Complexity The computational time for the query-sensitive embedding construction is

$$\begin{aligned} O\left( logk + O\left( \sum _{i=1}^{d}C({ Artemis}(R_i, Q))\right) \right) , \end{aligned}$$

as it depends on the NN search on the \(B+\)-tree index and the embedding construction. This time is typically negligible compared to the total running time of Artemis between Q and all e-sequences in D.

4.5 Contractiveness

Contractiveness is an important property of some types of embeddings. When it holds, contractiveness can be used to guarantee that filter-and-refine retrieval will always return the true k-NNs, for any query (Hjaltason and Samet 2003; Athitsos et al. 2007). We show that embedding \(\mathcal {F}\) is contractive, which is a result of the metric property of Artemis.

Consider two e-sequences \(X_1\), \(X_2\) and a set of d reference sequences \(\mathcal {R}=\{R_1, \dots , R_d\}\). Let \(\mathcal {D}(X_1,X_2)\) denote the Artemis distance between \(X_1\) and \(X_2\), and \(\mathcal {D}^E(X_1,X_2)\) denote their distance in the embedding space. By the triangle inequality it holds that:

$$\begin{aligned} |\mathcal {D}(X_1, R_j) -\mathcal {D}(X_2, R_j)| \le \mathcal {D}(X_1, X_2), \forall R_j \in \mathcal {R} \ . \end{aligned}$$

Or, equivalently,

$$\begin{aligned} |F^{R_j}(X_1) - F^{R_j}(X_2)| \le \mathcal {D}(X_1, X_2), \forall R_j \in \mathcal {R} \ . \end{aligned}$$

Hence, computing the sum for all reference objects \(R_j \in \mathcal {R}\), we get

$$\begin{aligned} \sum _{j=1}^{d} |F^{R_j}(X_1) - F^{R_j}(X_2)|\le & {} d \mathcal {D}(X_1, X_2) \end{aligned}$$
(10)
$$\begin{aligned} \Rightarrow \sum _{j=1}^{d} \frac{|F^{R_j}(X_1) - F^{R_j}(X_2)|}{d}\le & {} \mathcal {D}(X_1, X_2) \end{aligned}$$
(11)
$$\begin{aligned} \Rightarrow |\mathcal {F}(X_1, \mathcal {R}) - \mathcal {F}(X_2, \mathcal {R})|\le & {} \mathcal {D}(X_1, X_2) \end{aligned}$$
(12)
$$\begin{aligned} \Rightarrow \mathcal {D}^E(X_1, X_2)\le & {} \mathcal {D}(X_1, X_2) \ . \end{aligned}$$
(13)

Hence, \(\mathcal {F}\) is contractive.

5 Filter-and-refine retrieval

5.1 The filter step

Given a query Q we identify the d closest in size to the query reference e-sequences. These e-sequences form the final set of reference e-sequences \(\mathcal {R}\). We then use \(\mathcal {R}\) to construct the query embedding vector \(\mathcal {F}(Q, \mathcal {R})\) as described in Sect. 4.4.

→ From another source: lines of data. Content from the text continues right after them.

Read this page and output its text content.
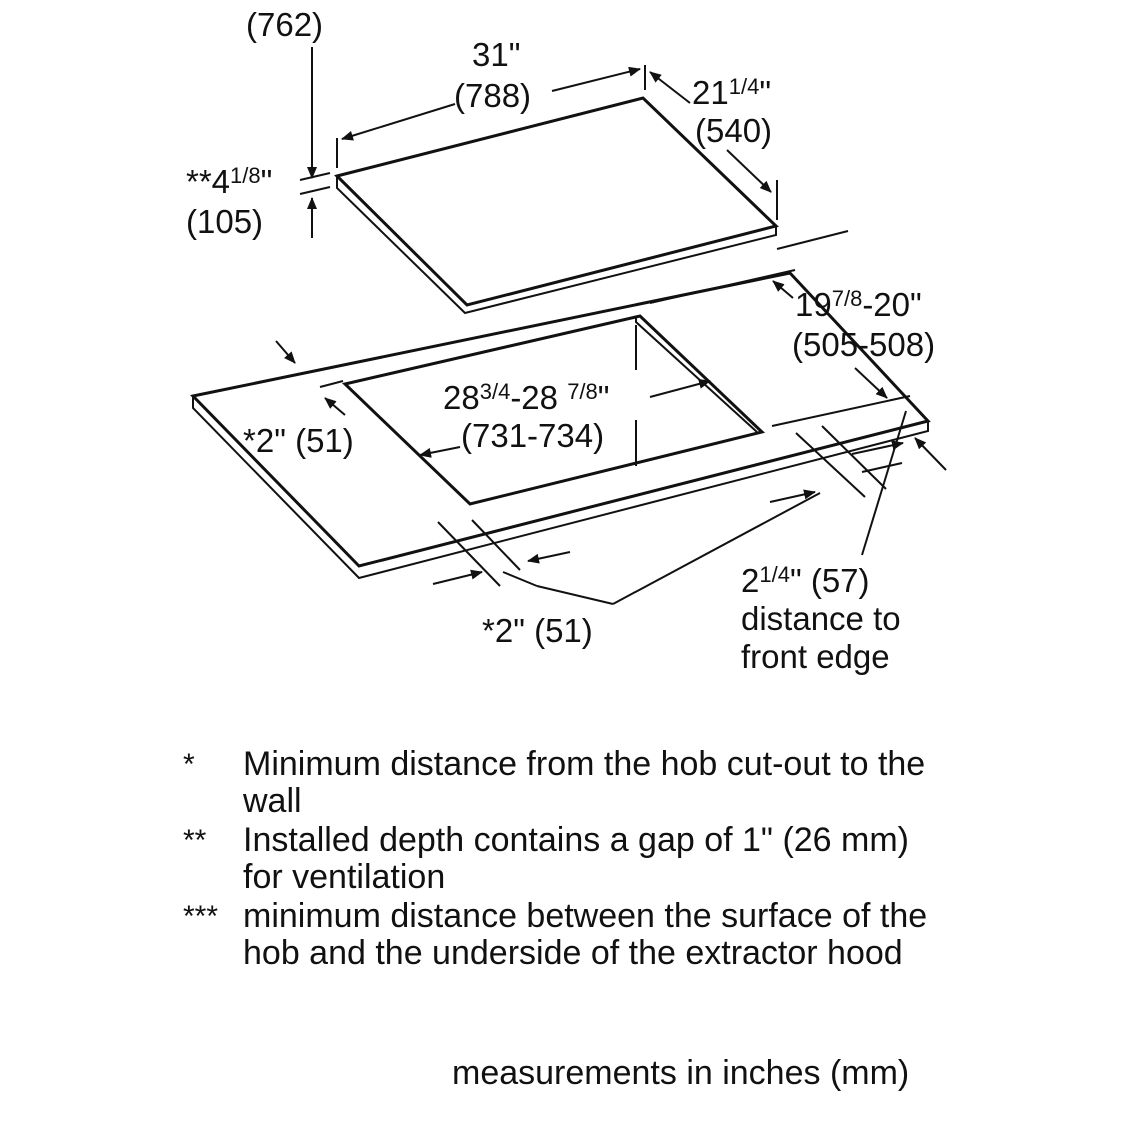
(762)
31"
(788)	$21^{1/4}$"
(540)
$**4^{1/8}$"
(105)
$19^{7/8}-20$"
(505-508)
$28^{3/4}-28$ $^{7/8}$"
(731-734)
*2" (51)
*2" (51)
$2^{1/4}$" (57)
distance to
front edge
*	Minimum distance from the hob cut-out to the wall
**	Installed depth contains a gap of 1" (26 mm) for ventilation
*** minimum distance between the surface of the hob and the underside of the extractor hood
measurements in inches (mm)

We need to identify the part of the database embedding that will be used for the given Q. Recall that the database embedding was constructed using the initial set of k reference e-sequences, thus resulting in a set of |D| k-dimensional vectors. For each vector \(\mathcal {F}(X_i, \mathcal {U})\) we use \(\mathcal {R}\) to convert it to \(\mathcal {F}(X_i, \mathcal {R})\). Since \(\mathcal {R}\subseteq \mathcal {U}\), this can be done simply by selecting the coordinates of \(\mathcal {F}(X_i, \mathcal {U})\) that correspond to \(\mathcal {R}\).

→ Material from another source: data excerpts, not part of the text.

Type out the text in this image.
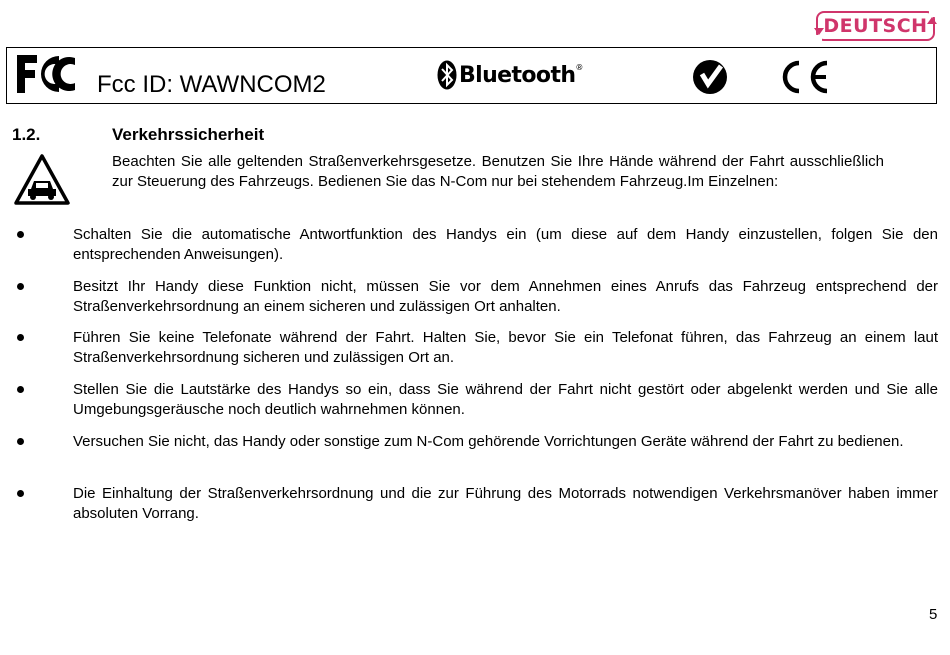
DEUTSCH
Fcc ID: WAWNCOM2	Bluetooth®
1.2.	Verkehrssicherheit
Beachten Sie alle geltenden Straßenverkehrsgesetze. Benutzen Sie Ihre Hände während der Fahrt ausschließlich zur Steuerung des Fahrzeugs. Bedienen Sie das N-Com nur bei stehendem Fahrzeug.Im Einzelnen:
Schalten Sie die automatische Antwortfunktion des Handys ein (um diese auf dem Handy einzustellen, folgen Sie den entsprechenden Anweisungen).
Besitzt Ihr Handy diese Funktion nicht, müssen Sie vor dem Annehmen eines Anrufs das Fahrzeug entsprechend der Straßenverkehrsordnung an einem sicheren und zulässigen Ort anhalten.
Führen Sie keine Telefonate während der Fahrt. Halten Sie, bevor Sie ein Telefonat führen, das Fahrzeug an einem laut Straßenverkehrsordnung sicheren und zulässigen Ort an.
Stellen Sie die Lautstärke des Handys so ein, dass Sie während der Fahrt nicht gestört oder abgelenkt werden und Sie alle Umgebungsgeräusche noch deutlich wahrnehmen können.
Versuchen Sie nicht, das Handy oder sonstige zum N-Com gehörende Vorrichtungen Geräte während der Fahrt zu bedienen.
Die Einhaltung der Straßenverkehrsordnung und die zur Führung des Motorrads notwendigen Verkehrsmanöver haben immer absoluten Vorrang.
5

Next, we identify the l most similar database embedding vectors \(\mathcal {F}(X_j, \mathcal {R})\) by performing an l-nearest neighbor search in the vector space of \(\mathcal {F}\). Equivalently, the set of l e-sequences \(\mathcal {L} \subseteq D\) for which \(\mathcal {F}(X_j, \mathcal {R})\) has the smallest distance to \(\mathcal {F} (Q, \mathcal {R})\) will be identified. During this step, we exploit the metric property of Artemis in order to decrease the number of comparisons of \(\mathcal {F}(Q, \mathcal {R})\) against the database embedding. Note that l is a parameter that is set by the user. Different values for l can provide trade-offs between accuracy and runtime cost.

Given a query Q, an e-sequence \(X_i\in D\), and a reference e-sequence \(R_j\in \mathcal {R}\), based on the triangle inequality, \(\forall Q, X_i, R_j\) it holds that

$$\begin{aligned} |\mathtt{Artemis} (X_i, R_j) -\mathtt{Artemis} (Q, R_j)| \le \mathtt{Artemis} (Q, X_i) \ . \end{aligned}$$

Or, equivalently,

$$\begin{aligned} |F^{R_j}(X_i) - F^{R_j}(Q)| \le \mathtt{Artemis} (Q, X_i) \ . \end{aligned}$$
(14)

Hence, Eq. 14 can be used to “skip” parts of the vector comparisons in the embedding space. We achieve that by performing an additional step during the construction of the embedding index. Specifically, after computing each vector \(\mathcal {F}(X_i, \mathcal {R})\) we sort the values of the coordinates in ascending order.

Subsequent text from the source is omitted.